HOY, 12.49 H.

¡Kate!, ¡hola!

Carolina saluda con la mano mientras se acerca. Otra expatriada que camina por otra estrecha acera de París sonriendo, en esta ocasión se trata de una de las madres del colegio, holandesa. Otra mujer con un gran juego de maletas comprado en un radio de tres kilómetros de donde se encuentran, en la Rue de Verneuil, a escasa distancia del sombrío Pont Royal que cruza el Sena hacia el Louvre y las Tullerías.

Carolina empieza a hablar, una retahíla atropellada de exclamaciones y expresiones de entusiasmo. Es una mujer que se entusiasma con facilidad, socialmente ambiciosa y muy simpática, de una extroversión casi patológica, siempre repartiendo invitaciones a algo entre la amplia comunidad de expatriados de la margen izquierda. Los holandeses, tal y como ha tenido ocasión de comprobar Kate, son muy extrovertidos.

Apenas presta atención al parloteo y se limita a mirar los labios de Carolina sin entender en realidad el monólogo, algo sobre un café remodelado allí cerca, en la Rue du Bac, y cuándo van a hacer la primera cena de madres de este curso y que hay una americana nueva de Nueva York. ¿La conoce Kate?

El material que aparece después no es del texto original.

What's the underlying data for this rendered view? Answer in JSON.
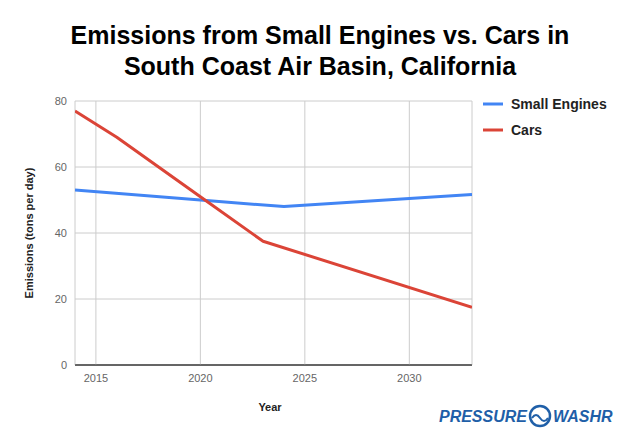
{
  "chart_data": {
    "type": "line",
    "title": "Emissions from Small Engines vs. Cars in South Coast Air Basin, California",
    "x_label": "Year",
    "y_label": "Emissions (tons per day)",
    "series": [
      {
        "name": "Small Engines",
        "color": "#4285f4",
        "x": [
          2014,
          2020,
          2024,
          2033
        ],
        "values": [
          53,
          50,
          48,
          51.7
        ]
      },
      {
        "name": "Cars",
        "color": "#db4437",
        "x": [
          2014,
          2016,
          2020,
          2023,
          2033
        ],
        "values": [
          77,
          69,
          51,
          37.5,
          17.5
        ]
      }
    ],
    "xlim": [
      2014,
      2033
    ],
    "xticks": [
      2015,
      2020,
      2025,
      2030
    ],
    "ylim": [
      0,
      80
    ],
    "yticks": [
      0,
      20,
      40,
      60,
      80
    ],
    "grid": true,
    "legend": "top-right",
    "annotations": [
      "PRESSURE",
      "WASHR"
    ]
  }
}
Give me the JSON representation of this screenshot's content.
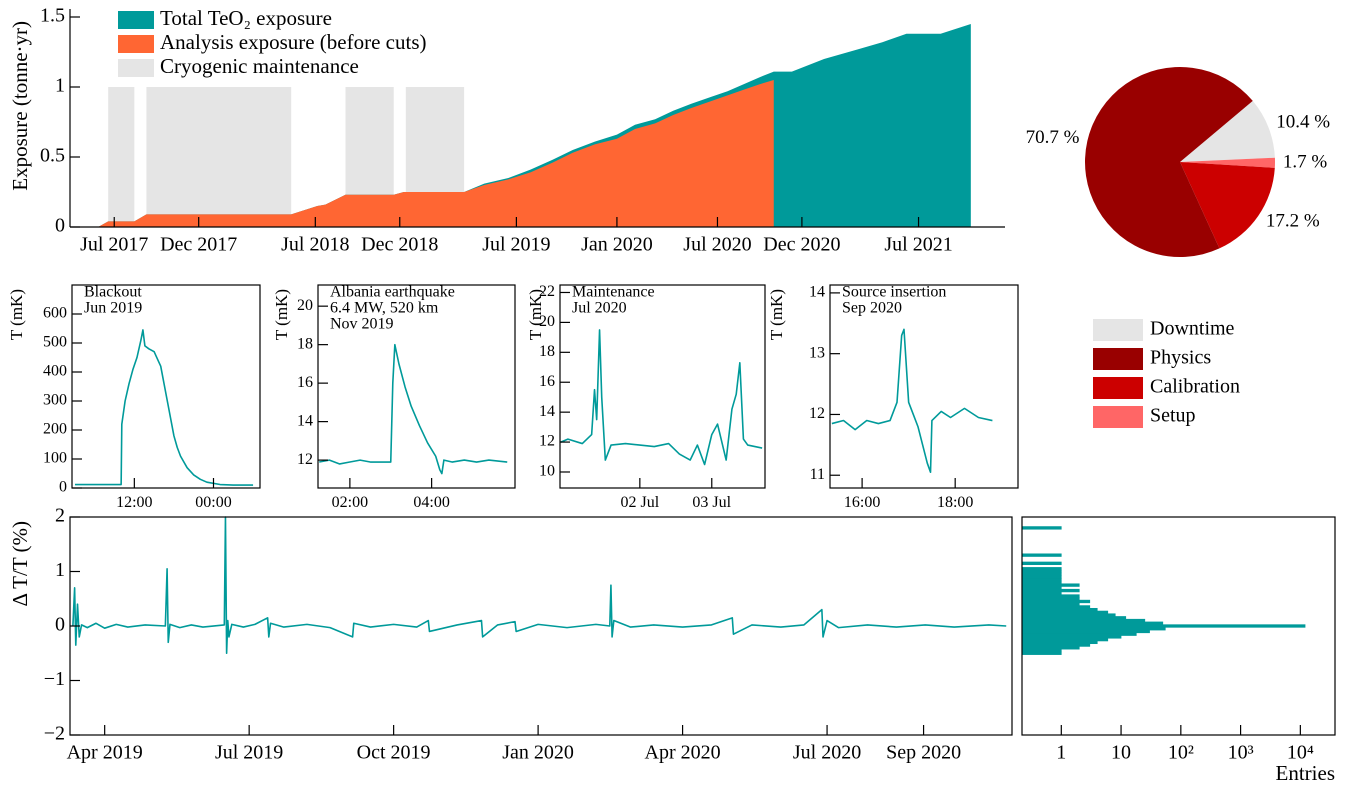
{
  "chart_data": [
    {
      "type": "area",
      "y_label": "Exposure (tonne·yr)",
      "x": [
        2017.42,
        2017.47,
        2017.6,
        2017.66,
        2018.38,
        2018.51,
        2018.55,
        2018.65,
        2018.89,
        2018.94,
        2019.24,
        2019.34,
        2019.46,
        2019.57,
        2019.68,
        2019.78,
        2019.89,
        2020.0,
        2020.09,
        2020.19,
        2020.28,
        2020.37,
        2020.47,
        2020.55,
        2020.63,
        2020.71,
        2020.78,
        2020.87,
        2021.03,
        2021.2,
        2021.32,
        2021.44,
        2021.61,
        2021.76
      ],
      "series": [
        {
          "name": "Total TeO₂ exposure",
          "color": "#009a9a",
          "values": [
            0,
            0.04,
            0.04,
            0.09,
            0.09,
            0.15,
            0.16,
            0.23,
            0.23,
            0.25,
            0.25,
            0.31,
            0.35,
            0.41,
            0.48,
            0.55,
            0.61,
            0.66,
            0.73,
            0.77,
            0.83,
            0.88,
            0.93,
            0.97,
            1.02,
            1.07,
            1.11,
            1.11,
            1.2,
            1.27,
            1.32,
            1.38,
            1.38,
            1.45
          ]
        },
        {
          "name": "Analysis exposure (before cuts)",
          "color": "#ff6633",
          "values": [
            0,
            0.04,
            0.04,
            0.09,
            0.09,
            0.15,
            0.16,
            0.23,
            0.23,
            0.25,
            0.25,
            0.3,
            0.34,
            0.39,
            0.46,
            0.53,
            0.59,
            0.63,
            0.7,
            0.74,
            0.8,
            0.85,
            0.9,
            0.94,
            0.98,
            1.02,
            1.05,
            null,
            null,
            null,
            null,
            null,
            null,
            null
          ]
        }
      ],
      "shaded": {
        "name": "Cryogenic maintenance",
        "color": "#e5e5e5",
        "height": 1,
        "spans": [
          [
            2017.47,
            2017.6
          ],
          [
            2017.66,
            2018.38
          ],
          [
            2018.65,
            2018.89
          ],
          [
            2018.95,
            2019.24
          ]
        ]
      },
      "xlim": [
        2017.28,
        2021.93
      ],
      "ylim": [
        0,
        1.5
      ],
      "xticks": [
        {
          "value": 2017.5,
          "label": "Jul 2017"
        },
        {
          "value": 2017.92,
          "label": "Dec 2017"
        },
        {
          "value": 2018.5,
          "label": "Jul 2018"
        },
        {
          "value": 2018.92,
          "label": "Dec 2018"
        },
        {
          "value": 2019.5,
          "label": "Jul 2019"
        },
        {
          "value": 2020.0,
          "label": "Jan 2020"
        },
        {
          "value": 2020.5,
          "label": "Jul 2020"
        },
        {
          "value": 2020.92,
          "label": "Dec 2020"
        },
        {
          "value": 2021.5,
          "label": "Jul 2021"
        }
      ],
      "yticks": [
        0,
        0.5,
        1,
        1.5
      ]
    },
    {
      "type": "pie",
      "categories": [
        "Downtime",
        "Physics",
        "Calibration",
        "Setup"
      ],
      "values": [
        10.4,
        70.7,
        17.2,
        1.7
      ],
      "value_labels": [
        "10.4 %",
        "70.7 %",
        "17.2 %",
        "1.7 %"
      ],
      "colors": [
        "#e5e5e5",
        "#990000",
        "#cc0000",
        "#ff6666"
      ]
    },
    {
      "type": "line",
      "annotation": [
        "Blackout",
        "Jun 2019"
      ],
      "y_label": "T (mK)",
      "x": [
        3,
        10,
        10.1,
        10.6,
        11.2,
        11.8,
        12.4,
        13.0,
        13.3,
        13.6,
        14.2,
        15.0,
        15.6,
        16.0,
        16.5,
        17.0,
        17.5,
        18.0,
        18.5,
        19.0,
        20.0,
        21.0,
        22.0,
        23.0,
        25.0,
        27.0,
        30.0
      ],
      "series": [
        {
          "color": "#009a9a",
          "values": [
            12,
            12,
            220,
            300,
            360,
            410,
            450,
            510,
            545,
            490,
            480,
            470,
            440,
            420,
            360,
            300,
            240,
            180,
            140,
            110,
            70,
            45,
            30,
            20,
            12,
            10,
            10
          ]
        }
      ],
      "xlim": [
        2.55,
        31.05
      ],
      "ylim": [
        0,
        700
      ],
      "xticks": [
        {
          "value": 12,
          "label": "12:00"
        },
        {
          "value": 24,
          "label": "00:00"
        }
      ],
      "yticks": [
        0,
        100,
        200,
        300,
        400,
        500,
        600
      ]
    },
    {
      "type": "line",
      "annotation": [
        "Albania earthquake",
        "6.4 MW, 520 km",
        "Nov 2019"
      ],
      "y_label": "T (mK)",
      "x": [
        1.25,
        1.5,
        1.75,
        2.0,
        2.25,
        2.5,
        2.75,
        3.0,
        3.05,
        3.1,
        3.2,
        3.35,
        3.5,
        3.7,
        3.9,
        4.1,
        4.2,
        4.25,
        4.3,
        4.5,
        4.8,
        5.1,
        5.4,
        5.85
      ],
      "series": [
        {
          "color": "#009a9a",
          "values": [
            11.9,
            12.0,
            11.8,
            11.9,
            12.0,
            11.9,
            11.9,
            11.9,
            16,
            18,
            17,
            15.8,
            14.8,
            13.8,
            12.9,
            12.2,
            11.5,
            11.3,
            12.0,
            11.9,
            12.0,
            11.9,
            12.0,
            11.9
          ]
        }
      ],
      "xlim": [
        1.22,
        6.04
      ],
      "ylim": [
        10.55,
        21.1
      ],
      "xticks": [
        {
          "value": 2,
          "label": "02:00"
        },
        {
          "value": 4,
          "label": "04:00"
        }
      ],
      "yticks": [
        12,
        14,
        16,
        18,
        20
      ]
    },
    {
      "type": "line",
      "annotation": [
        "Maintenance",
        "Jul 2020"
      ],
      "y_label": "T (mK)",
      "x": [
        0.9,
        1.0,
        1.2,
        1.33,
        1.37,
        1.4,
        1.44,
        1.47,
        1.52,
        1.6,
        1.8,
        2.0,
        2.2,
        2.4,
        2.55,
        2.7,
        2.8,
        2.9,
        3.0,
        3.08,
        3.2,
        3.28,
        3.34,
        3.39,
        3.44,
        3.5,
        3.7
      ],
      "series": [
        {
          "color": "#009a9a",
          "values": [
            12.0,
            12.2,
            11.9,
            12.5,
            15.5,
            13.5,
            19.5,
            15,
            10.8,
            11.8,
            11.9,
            11.8,
            11.7,
            11.9,
            11.2,
            10.8,
            11.8,
            10.5,
            12.5,
            13.2,
            10.8,
            14.2,
            15.2,
            17.3,
            12.2,
            11.8,
            11.6
          ]
        }
      ],
      "xlim": [
        0.89,
        3.74
      ],
      "ylim": [
        8.93,
        22.5
      ],
      "xticks": [
        {
          "value": 2,
          "label": "02 Jul"
        },
        {
          "value": 3,
          "label": "03 Jul"
        }
      ],
      "yticks": [
        10,
        12,
        14,
        16,
        18,
        20,
        22
      ]
    },
    {
      "type": "line",
      "annotation": [
        "Source insertion",
        "Sep 2020"
      ],
      "y_label": "T (mK)",
      "x": [
        15.35,
        15.6,
        15.85,
        16.1,
        16.35,
        16.6,
        16.75,
        16.85,
        16.9,
        17.0,
        17.1,
        17.2,
        17.3,
        17.4,
        17.47,
        17.5,
        17.7,
        17.9,
        18.2,
        18.5,
        18.8
      ],
      "series": [
        {
          "color": "#009a9a",
          "values": [
            11.85,
            11.9,
            11.75,
            11.9,
            11.85,
            11.9,
            12.2,
            13.3,
            13.4,
            12.2,
            12.0,
            11.8,
            11.5,
            11.2,
            11.05,
            11.9,
            12.05,
            11.95,
            12.1,
            11.95,
            11.9
          ]
        }
      ],
      "xlim": [
        15.31,
        19.35
      ],
      "ylim": [
        10.79,
        14.13
      ],
      "xticks": [
        {
          "value": 16,
          "label": "16:00"
        },
        {
          "value": 18,
          "label": "18:00"
        }
      ],
      "yticks": [
        11,
        12,
        13,
        14
      ]
    },
    {
      "type": "line",
      "y_label": "Δ T/T (%)",
      "x": [
        2019.195,
        2019.198,
        2019.2,
        2019.203,
        2019.206,
        2019.21,
        2019.22,
        2019.235,
        2019.25,
        2019.27,
        2019.29,
        2019.32,
        2019.355,
        2019.358,
        2019.36,
        2019.363,
        2019.38,
        2019.4,
        2019.42,
        2019.457,
        2019.459,
        2019.461,
        2019.463,
        2019.465,
        2019.47,
        2019.49,
        2019.51,
        2019.532,
        2019.534,
        2019.537,
        2019.56,
        2019.6,
        2019.64,
        2019.679,
        2019.681,
        2019.71,
        2019.75,
        2019.79,
        2019.81,
        2019.812,
        2019.86,
        2019.902,
        2019.904,
        2019.93,
        2019.96,
        2019.962,
        2020.0,
        2020.05,
        2020.1,
        2020.124,
        2020.126,
        2020.128,
        2020.131,
        2020.16,
        2020.2,
        2020.25,
        2020.3,
        2020.336,
        2020.338,
        2020.37,
        2020.42,
        2020.46,
        2020.491,
        2020.493,
        2020.5,
        2020.52,
        2020.57,
        2020.62,
        2020.67,
        2020.72,
        2020.78,
        2020.81
      ],
      "series": [
        {
          "color": "#009a9a",
          "values": [
            0,
            0.7,
            -0.35,
            0.4,
            -0.2,
            0.02,
            -0.03,
            0.05,
            -0.04,
            0.03,
            -0.02,
            0.02,
            0,
            1.05,
            -0.3,
            0.03,
            -0.03,
            0.02,
            -0.02,
            0.02,
            2,
            -0.5,
            0.1,
            -0.2,
            0.03,
            -0.02,
            0.03,
            0.15,
            -0.2,
            0.05,
            -0.02,
            0.03,
            -0.03,
            -0.2,
            0.05,
            -0.02,
            0.03,
            -0.02,
            0.1,
            -0.1,
            0.02,
            0.1,
            -0.2,
            0.02,
            0.08,
            -0.1,
            0.03,
            -0.03,
            0.03,
            0,
            0.75,
            -0.2,
            0.1,
            -0.02,
            0.02,
            -0.02,
            0.02,
            0.15,
            -0.15,
            0.02,
            -0.02,
            0.02,
            0.3,
            -0.2,
            0.1,
            -0.03,
            0.02,
            -0.02,
            0.02,
            -0.02,
            0.02,
            0
          ]
        }
      ],
      "xlim": [
        2019.19,
        2020.82
      ],
      "ylim": [
        -2,
        2
      ],
      "xticks": [
        {
          "value": 2019.25,
          "label": "Apr 2019"
        },
        {
          "value": 2019.5,
          "label": "Jul 2019"
        },
        {
          "value": 2019.75,
          "label": "Oct 2019"
        },
        {
          "value": 2020.0,
          "label": "Jan 2020"
        },
        {
          "value": 2020.25,
          "label": "Apr 2020"
        },
        {
          "value": 2020.5,
          "label": "Jul 2020"
        },
        {
          "value": 2020.667,
          "label": "Sep 2020"
        }
      ],
      "yticks": [
        {
          "value": -2,
          "label": "−2"
        },
        {
          "value": -1,
          "label": "−1"
        },
        0,
        1,
        2
      ]
    },
    {
      "type": "histogram",
      "orientation": "horizontal",
      "x_label": "Entries",
      "xscale": "log",
      "color": "#009a9a",
      "bins": [
        -0.525,
        -0.475,
        -0.425,
        -0.375,
        -0.325,
        -0.275,
        -0.225,
        -0.175,
        -0.125,
        -0.075,
        -0.025,
        0.025,
        0.075,
        0.125,
        0.175,
        0.225,
        0.275,
        0.325,
        0.375,
        0.425,
        0.475,
        0.525,
        0.575,
        0.625,
        0.675,
        0.725,
        0.775,
        0.825,
        0.875,
        0.925,
        0.975,
        1.025,
        1.075,
        1.125,
        1.175,
        1.225,
        1.275,
        1.325,
        1.375,
        1.425,
        1.475,
        1.525,
        1.575,
        1.625,
        1.675,
        1.725,
        1.775,
        1.825,
        1.875
      ],
      "values": [
        1,
        1,
        2,
        3,
        4,
        6,
        10,
        18,
        30,
        55,
        12000,
        50,
        25,
        12,
        8,
        6,
        4,
        3,
        2,
        3,
        2,
        2,
        1,
        2,
        1,
        2,
        1,
        1,
        1,
        1,
        1,
        1,
        0,
        1,
        0,
        0,
        1,
        0,
        0,
        0,
        0,
        0,
        0,
        0,
        0,
        0,
        1,
        0
      ],
      "xlim": [
        0.22,
        38000
      ],
      "ylim": [
        -2,
        2
      ],
      "xticks": [
        1,
        10,
        {
          "value": 100,
          "label": "10²"
        },
        {
          "value": 1000,
          "label": "10³"
        },
        {
          "value": 10000,
          "label": "10⁴"
        }
      ]
    }
  ]
}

Kate sonríe y asiente a su amiga, a esta mujer que conoce desde hace un año, esta mujer a la que ve casi a diario, en ocasiones hasta dos y tres veces, ante la gigantesca puerta verde de la escuela en la calle empedrada, en el café de al lado y en el restaurante que está calle arriba. En el tabac y en la presse, en parques infantiles y en jardines, en el Musée d’Orsay y jugando al tenis y tomando café, comprando ropa de niño y vino tinto, zapatos y bolsos, cortinas y candelabros, además de juegos de maletas de diez piezas.

Esta mujer a la que quizá Kate no vuelva a ver nunca, esta conversación que puede ser la última que tengan. Así es la vida de los expatriados, nunca sabes en qué momento van a desaparecer para siempre, a mutarse en un fantasma como por ensalmo. Antes de que transcurra poco tiempo, habrás olvidado su apellido, su color de ojos, los cursos que estudiaban sus hijos. No concibes no verla mañana. Tampoco te concibes siendo uno de ellos, una de esas personas que un buen día desaparece. Pero lo eres.

—¿Te veo mañana? —pregunta Carolina. Piensa que se trata de una pregunta retórica.

—Sí —contesta Kate sin pensar en lo que dice, pero entonces se da cuenta de que en el fondo está convencida de otra cosa del todo distinta, de que quiere poner en práctica un plan al que lleva dando vueltas durante la última media hora.

Sabe que no necesitará hacer por enésima vez las maletas de fin de semana ni llenar el depósito del Audi. Su familia no se va a ninguna parte. Ni esta noche ni mañana.

Hay otra clase de vida que Kate puede llevar aquí. Y sabe cómo hacerla posible.